Fortunately, there are intranasal medications that can help you open up your ears and find relief from your symptoms, which may get worse any time you fly on an airplane, ride in an elevator, or experience any other changes in altitude.
The key is to success with these medications is making sure they make their way to your eustachian tube. Here are a few methods that can help accomplish this:
The Nasal Spray
Use a nasal spray medication and point the bottle to the back of your neck while keeping your head down and looking at the floor. Be sure the nasal spray is perpendicular to your face. Here’s why: If it’s aimed towards your eye or the top of your head, the medicine will target your sinus cavities rather than your eustachian tube.
The Eye Dropper
Place a few drops of medication into your nose through an eye dropper. This way, it can drain to your eustachian tube. If you choose this route, tilt your head back and turn it slightly towards the ear of concern so that the nasal drop can make its way down toward the eustachian tube.

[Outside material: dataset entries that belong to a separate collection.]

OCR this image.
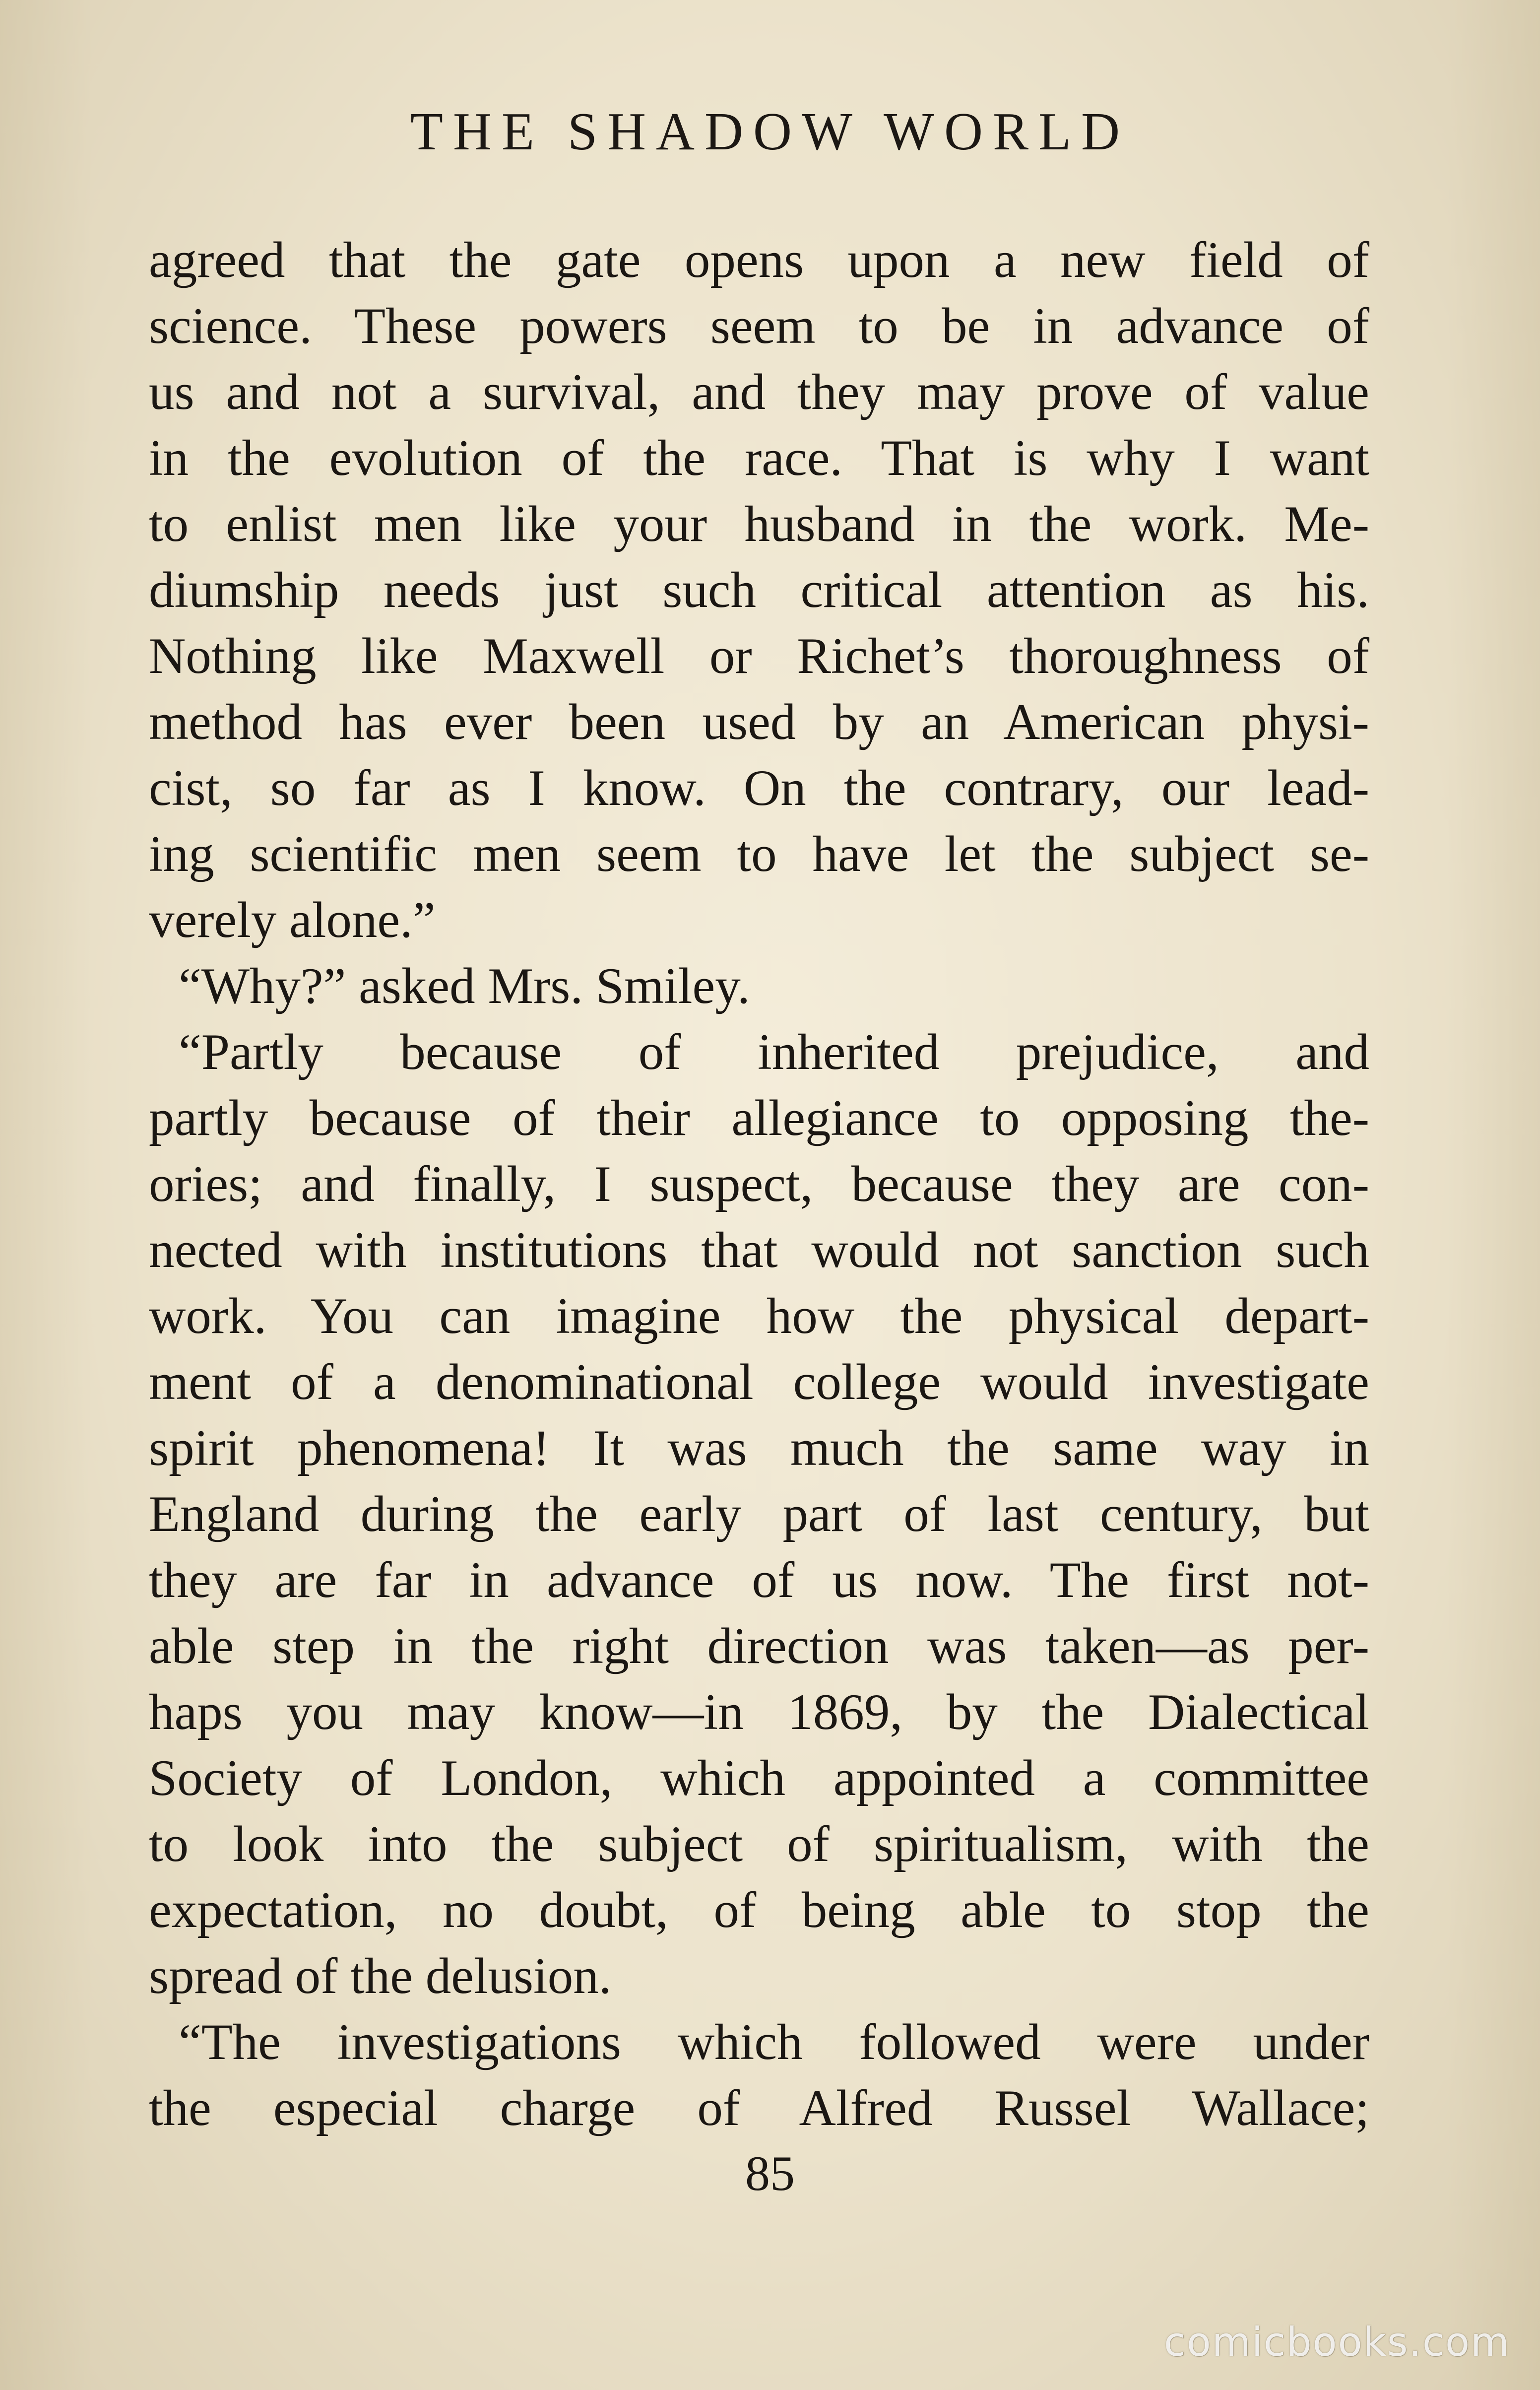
THE SHADOW WORLD
agreed that the gate opens upon a new field of
science. These powers seem to be in advance of
us and not a survival, and they may prove of value
in the evolution of the race. That is why I want
to enlist men like your husband in the work. Me-
diumship needs just such critical attention as his.
Nothing like Maxwell or Richet’s thoroughness of
method has ever been used by an American physi-
cist, so far as I know. On the contrary, our lead-
ing scientific men seem to have let the subject se-
verely alone.”
“Why?” asked Mrs. Smiley.
“Partly because of inherited prejudice, and
partly because of their allegiance to opposing the-
ories; and finally, I suspect, because they are con-
nected with institutions that would not sanction such
work. You can imagine how the physical depart-
ment of a denominational college would investigate
spirit phenomena! It was much the same way in
England during the early part of last century, but
they are far in advance of us now. The first not-
able step in the right direction was taken—as per-
haps you may know—in 1869, by the Dialectical
Society of London, which appointed a committee
to look into the subject of spiritualism, with the
expectation, no doubt, of being able to stop the
spread of the delusion.
“The investigations which followed were under
the especial charge of Alfred Russel Wallace;
85
comicbooks.com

You may want to try Mygind’s position if it’s uncomfortable or painful for you to bend your head back. Mygind’s position works similarly but you are laying down and looking up. Keep in mind that this position also requires your head to be turned slightly towards the ear of concern.
In most cases, the nasal spray method does the trick for patients with eustachian tube dysfunction. Sometimes, however, patients enjoy greater success with the eye dropper. Your doctor can work with you to determine the ideal method for your unique situation.